今回の研修はMariadbでしたし、出力がSQLスクリプトのdumpをする場合はそもそもあまり問題ないと思います。
自分の場合はPostgreSQLを使うことが多く、pg_dumpのバージョンミスマッチでdumpできなくなるということを複数回経験しています。
今回のようにホストPCにツールを入れる場合ですが、コンテナとホストPCのOSが同じとは限らない(というか違うことが多い)わけで運用していくうちにコンテナで稼働しているデータベースのバージョンとホストPCのツールのバージョンを合わせるのが面倒な状況になることが結構あります。

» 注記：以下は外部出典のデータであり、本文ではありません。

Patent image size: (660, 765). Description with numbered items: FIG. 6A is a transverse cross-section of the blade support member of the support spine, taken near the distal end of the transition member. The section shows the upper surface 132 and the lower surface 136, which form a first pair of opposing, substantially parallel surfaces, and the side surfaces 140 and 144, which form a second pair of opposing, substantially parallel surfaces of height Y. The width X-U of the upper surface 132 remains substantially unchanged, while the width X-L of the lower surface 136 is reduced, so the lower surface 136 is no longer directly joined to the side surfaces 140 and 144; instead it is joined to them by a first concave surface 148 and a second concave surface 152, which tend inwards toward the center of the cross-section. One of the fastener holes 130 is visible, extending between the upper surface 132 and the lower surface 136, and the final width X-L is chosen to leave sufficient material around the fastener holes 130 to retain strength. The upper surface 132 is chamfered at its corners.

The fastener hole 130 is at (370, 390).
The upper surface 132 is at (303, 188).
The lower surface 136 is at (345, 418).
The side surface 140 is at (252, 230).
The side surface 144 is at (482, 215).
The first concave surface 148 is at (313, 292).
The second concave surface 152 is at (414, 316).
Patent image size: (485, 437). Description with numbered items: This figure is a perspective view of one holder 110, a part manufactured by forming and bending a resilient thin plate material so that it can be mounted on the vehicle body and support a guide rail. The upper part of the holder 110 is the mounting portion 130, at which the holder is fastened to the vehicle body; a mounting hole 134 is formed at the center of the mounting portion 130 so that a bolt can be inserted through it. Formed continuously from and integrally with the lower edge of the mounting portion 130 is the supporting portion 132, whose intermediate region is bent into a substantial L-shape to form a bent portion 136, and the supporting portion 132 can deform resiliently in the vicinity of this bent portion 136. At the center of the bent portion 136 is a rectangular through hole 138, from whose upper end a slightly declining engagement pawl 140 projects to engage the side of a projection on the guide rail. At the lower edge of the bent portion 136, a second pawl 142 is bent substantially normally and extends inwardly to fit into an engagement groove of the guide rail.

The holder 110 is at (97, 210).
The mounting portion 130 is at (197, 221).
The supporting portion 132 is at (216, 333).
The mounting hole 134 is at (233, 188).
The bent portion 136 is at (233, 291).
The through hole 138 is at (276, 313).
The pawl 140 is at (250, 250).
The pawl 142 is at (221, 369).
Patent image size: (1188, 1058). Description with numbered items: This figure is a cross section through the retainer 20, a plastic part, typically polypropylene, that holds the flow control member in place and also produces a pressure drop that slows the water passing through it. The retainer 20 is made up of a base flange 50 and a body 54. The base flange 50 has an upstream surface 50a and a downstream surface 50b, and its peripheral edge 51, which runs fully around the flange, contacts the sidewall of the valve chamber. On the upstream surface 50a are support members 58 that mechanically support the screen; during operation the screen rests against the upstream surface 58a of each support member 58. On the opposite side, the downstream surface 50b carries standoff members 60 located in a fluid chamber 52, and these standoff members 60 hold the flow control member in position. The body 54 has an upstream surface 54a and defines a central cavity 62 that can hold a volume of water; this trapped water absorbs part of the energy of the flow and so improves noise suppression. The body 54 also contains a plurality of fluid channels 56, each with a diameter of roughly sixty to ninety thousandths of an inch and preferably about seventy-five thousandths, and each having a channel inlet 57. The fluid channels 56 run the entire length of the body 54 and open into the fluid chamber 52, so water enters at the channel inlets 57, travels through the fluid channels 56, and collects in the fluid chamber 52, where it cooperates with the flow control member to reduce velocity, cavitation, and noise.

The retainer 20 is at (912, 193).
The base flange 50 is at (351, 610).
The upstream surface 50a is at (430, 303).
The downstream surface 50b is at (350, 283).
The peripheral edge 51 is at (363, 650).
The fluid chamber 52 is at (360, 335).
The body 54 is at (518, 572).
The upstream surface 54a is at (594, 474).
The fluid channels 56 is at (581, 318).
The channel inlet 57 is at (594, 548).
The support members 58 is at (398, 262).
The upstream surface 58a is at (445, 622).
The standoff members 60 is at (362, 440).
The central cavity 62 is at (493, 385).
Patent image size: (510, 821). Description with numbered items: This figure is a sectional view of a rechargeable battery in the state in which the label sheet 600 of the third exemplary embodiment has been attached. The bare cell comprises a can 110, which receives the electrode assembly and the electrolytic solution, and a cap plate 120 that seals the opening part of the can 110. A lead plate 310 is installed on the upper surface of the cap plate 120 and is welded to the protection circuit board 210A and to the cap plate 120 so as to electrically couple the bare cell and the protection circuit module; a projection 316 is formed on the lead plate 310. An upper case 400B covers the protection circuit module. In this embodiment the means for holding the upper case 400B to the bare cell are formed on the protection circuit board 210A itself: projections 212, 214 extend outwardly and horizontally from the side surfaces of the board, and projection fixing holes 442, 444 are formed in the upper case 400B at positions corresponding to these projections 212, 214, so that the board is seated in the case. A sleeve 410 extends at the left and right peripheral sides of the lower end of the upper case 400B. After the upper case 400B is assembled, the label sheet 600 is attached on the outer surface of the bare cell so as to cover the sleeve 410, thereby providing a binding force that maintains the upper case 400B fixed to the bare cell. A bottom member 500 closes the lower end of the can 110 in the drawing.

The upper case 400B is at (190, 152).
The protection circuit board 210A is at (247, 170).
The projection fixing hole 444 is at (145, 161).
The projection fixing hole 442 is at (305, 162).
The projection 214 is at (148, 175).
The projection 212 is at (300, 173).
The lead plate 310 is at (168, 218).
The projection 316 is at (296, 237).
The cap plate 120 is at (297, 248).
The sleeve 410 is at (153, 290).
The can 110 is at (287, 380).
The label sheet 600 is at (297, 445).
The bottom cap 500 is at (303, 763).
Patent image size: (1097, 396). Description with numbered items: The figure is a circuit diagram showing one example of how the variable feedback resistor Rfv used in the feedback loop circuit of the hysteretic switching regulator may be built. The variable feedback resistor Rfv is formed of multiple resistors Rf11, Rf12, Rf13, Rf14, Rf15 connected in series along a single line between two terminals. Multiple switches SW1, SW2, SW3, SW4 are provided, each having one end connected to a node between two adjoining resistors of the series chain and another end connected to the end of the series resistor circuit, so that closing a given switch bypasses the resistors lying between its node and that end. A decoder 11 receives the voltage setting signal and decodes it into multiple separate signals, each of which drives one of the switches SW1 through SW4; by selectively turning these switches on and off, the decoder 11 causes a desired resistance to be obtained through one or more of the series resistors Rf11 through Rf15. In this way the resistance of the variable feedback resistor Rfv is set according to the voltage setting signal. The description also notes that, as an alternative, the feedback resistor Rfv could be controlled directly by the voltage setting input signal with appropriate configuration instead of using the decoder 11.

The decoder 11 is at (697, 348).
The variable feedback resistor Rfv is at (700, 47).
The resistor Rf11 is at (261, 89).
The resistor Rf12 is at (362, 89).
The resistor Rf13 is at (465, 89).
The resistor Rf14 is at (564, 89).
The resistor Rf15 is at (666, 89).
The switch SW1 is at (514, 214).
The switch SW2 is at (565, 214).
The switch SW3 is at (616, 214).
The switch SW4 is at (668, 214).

他の例としては、昔、開発環境として Laradock (https://laradock.io/) を使っていたのですが、Laradock ではデータベースコンテナと作業用のコンテナが別になっています。作業用のコンテナにデータベースのクライアントツールを導入して扱うという形になるのですが、コンテナ間のバージョンを合わせるのが面倒で早々に破綻しました。
そんなわけで、データベースコンテナ(のイメージ)には対応したバージョンのクライアントツールが入っているんだからそれを使うのがいいんじゃない?というわけです。
自分の場合、コンテナまわりの操作は docker compose、データベースはPostgreSQLのことが多いので、その組み合わせでの例とさせていただきます。
データベースコンテナのサービス名が postgres 、データベースがsampledb、データベースユーザーがsampleuser、パスワードがsamplepassとします。
docker compose exec -T postgres bash -c "PGPASSWORD=samplepass pg_dump -Fc --no-acl --no-owner -h postgres -U sampleuser sampledb" > sampledb.dump
PGPASSWORDをコマンドラインで書いちゃってるのはあまり良くないですね。
リストアも同じようにできると思いますが、自分はエラーメッセージなど確認したいので一旦コンテナにdumpファイルをコピーしてコンテナ上で実施しています。
# ホストPC上
$ docker compose cp sampledb.dump postgres:/tmp/
$ docker compose exec postgres bash
# コンテナ上
root@440414c73f7a:/# pg_restore -U sampleuser -d sampledb /tmp/sampledb.dump
root@440414c73f7a:/# rm /tmp/sampledb.dump
前述の exec でオプションに -T (–no-TTYでもOK)を指定しているのに注目してください。これは疑似 TTY 割り当てを無効化するものです。
TTY有効だとpg_dumpからバイナリで出力されたファイルが破損します。
ややこしいのがdocker compose execだとTTY有効がデフォルト、docker execだとTTY無効がデフォルトだということです。
同じ目にあった人がいたので解決は早かったですが、気づかんて。
Why is pg_restore segfaulting in Docker?
https://stackoverflow.com/questions/63934856/why-is-pg-restore-segfaulting-in-docker
リストア時にセグメンテーションフォールトを喰らって気づくという悲劇もありえます。リストアのテスト大事ですね。